The Unseen Blurriness of ChatGPT

An article analyzing how much of an innovation ChatGPT truly is: is it truly game changing?

4/22/2023

In 2013, a German construction company discovered that their Xerox photocopier produced inaccurate copies of a floor plan. The original floor plan had specified the area of each room as 14.13, 21.11, and 17.42 square meters, respectively, but the photocopied versions of the plan labeled all three rooms as having an area of 14.13 square meters. After the company contacted computer scientist David Kriesel, he discovered that the photocopier used a lossy compression format called jbig2, which was designed for use with black-and-white images. The compression algorithm deemed the area labels of the rooms similar enough to store only one value for all three rooms, resulting in the inaccurate copies.

The problem with lossy compression algorithms like jbig2 isn't that they're inherently flawed, but rather that the compression artifacts they produce can be difficult to recognize. If the copies had been noticeably blurry, it would have been clear that they were not accurate reproductions of the original. However, because the photocopier produced readable copies, the inaccuracies weren't immediately apparent. This incident highlights the potential problems with using lossy compression algorithms in certain contexts, where inaccuracies can have significant consequences.

Interestingly, large language models like OpenAI's ChatGPT can be thought of as lossy compression algorithms, similar to how images are compressed as jpegs. These models store vast amounts of text using lossy compression, retaining much of the information on the web, but an exact match cannot be guaranteed. However, the approximation presented in grammatical text is usually acceptable to users. The nonsensical answers or "hallucinations" that large language models are prone to producing can be seen as compression artifacts, similar to how an image program reconstructs a pixel by looking at nearby pixels and calculating the average.

This compression analogy offers a useful corrective to the tendency to anthropomorphize large language models and highlights the importance of better text compression in the creation of human-level artificial intelligence. The greatest degree of compression can be achieved by understanding the text, as seen in the example of deriving the principles of arithmetic and writing the code for a calculator program. The same logic applies to compressing a slice of Wikipedia - the more the program knows, the more words it can discard when compressing pages about a specific topic.

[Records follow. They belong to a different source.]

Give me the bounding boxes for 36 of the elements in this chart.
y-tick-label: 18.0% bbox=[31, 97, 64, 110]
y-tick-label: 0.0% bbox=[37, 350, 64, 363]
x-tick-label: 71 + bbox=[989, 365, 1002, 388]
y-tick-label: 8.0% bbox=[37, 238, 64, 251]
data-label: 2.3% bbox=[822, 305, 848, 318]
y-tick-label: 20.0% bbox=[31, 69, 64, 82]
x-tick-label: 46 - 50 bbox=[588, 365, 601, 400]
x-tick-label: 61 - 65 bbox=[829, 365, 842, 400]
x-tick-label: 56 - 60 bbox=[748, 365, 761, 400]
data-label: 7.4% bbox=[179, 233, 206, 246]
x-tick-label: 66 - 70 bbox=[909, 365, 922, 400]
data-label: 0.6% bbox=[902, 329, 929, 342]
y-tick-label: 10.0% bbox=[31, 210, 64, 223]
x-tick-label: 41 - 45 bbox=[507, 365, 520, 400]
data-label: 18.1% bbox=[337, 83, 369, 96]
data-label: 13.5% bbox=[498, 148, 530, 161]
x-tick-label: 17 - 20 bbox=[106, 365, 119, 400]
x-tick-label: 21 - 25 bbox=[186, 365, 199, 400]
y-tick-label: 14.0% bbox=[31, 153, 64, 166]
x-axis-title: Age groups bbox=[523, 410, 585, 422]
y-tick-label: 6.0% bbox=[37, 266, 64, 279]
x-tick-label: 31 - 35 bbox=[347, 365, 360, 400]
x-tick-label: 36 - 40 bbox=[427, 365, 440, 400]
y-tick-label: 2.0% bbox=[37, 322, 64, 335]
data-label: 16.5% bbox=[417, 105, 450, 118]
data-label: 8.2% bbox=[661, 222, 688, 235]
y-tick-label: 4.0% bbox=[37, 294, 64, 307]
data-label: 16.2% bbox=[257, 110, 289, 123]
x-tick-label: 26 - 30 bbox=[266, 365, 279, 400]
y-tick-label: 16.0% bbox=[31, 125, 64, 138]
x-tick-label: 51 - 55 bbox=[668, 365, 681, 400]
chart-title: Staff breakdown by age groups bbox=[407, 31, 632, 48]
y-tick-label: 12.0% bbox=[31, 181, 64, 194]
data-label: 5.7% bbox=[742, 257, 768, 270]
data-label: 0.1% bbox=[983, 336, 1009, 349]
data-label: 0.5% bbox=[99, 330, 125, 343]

While large language models like ChatGPT can identify statistical regularities in text and answer questions about certain topics, they often fail to derive the underlying principles behind them. For instance, while they may be able to answer questions on economic theory, they struggle to derive the principles of arithmetic. This limitation results in the models producing superficial approximations that can sometimes be confusing when differentiating between acceptable and unacceptable types of information. While the blurriness of large language models can be useful for content mills, it can make it harder for people to find the information they are looking for online.

OpenAI's forthcoming successor to ChatGPT, GPT-4, is predicted to exclude material generated by ChatGPT or any other large language model to avoid creating more compression artifacts. This move underscores the importance of finding better text compression methods for large language models to produce more accurate and reliable results.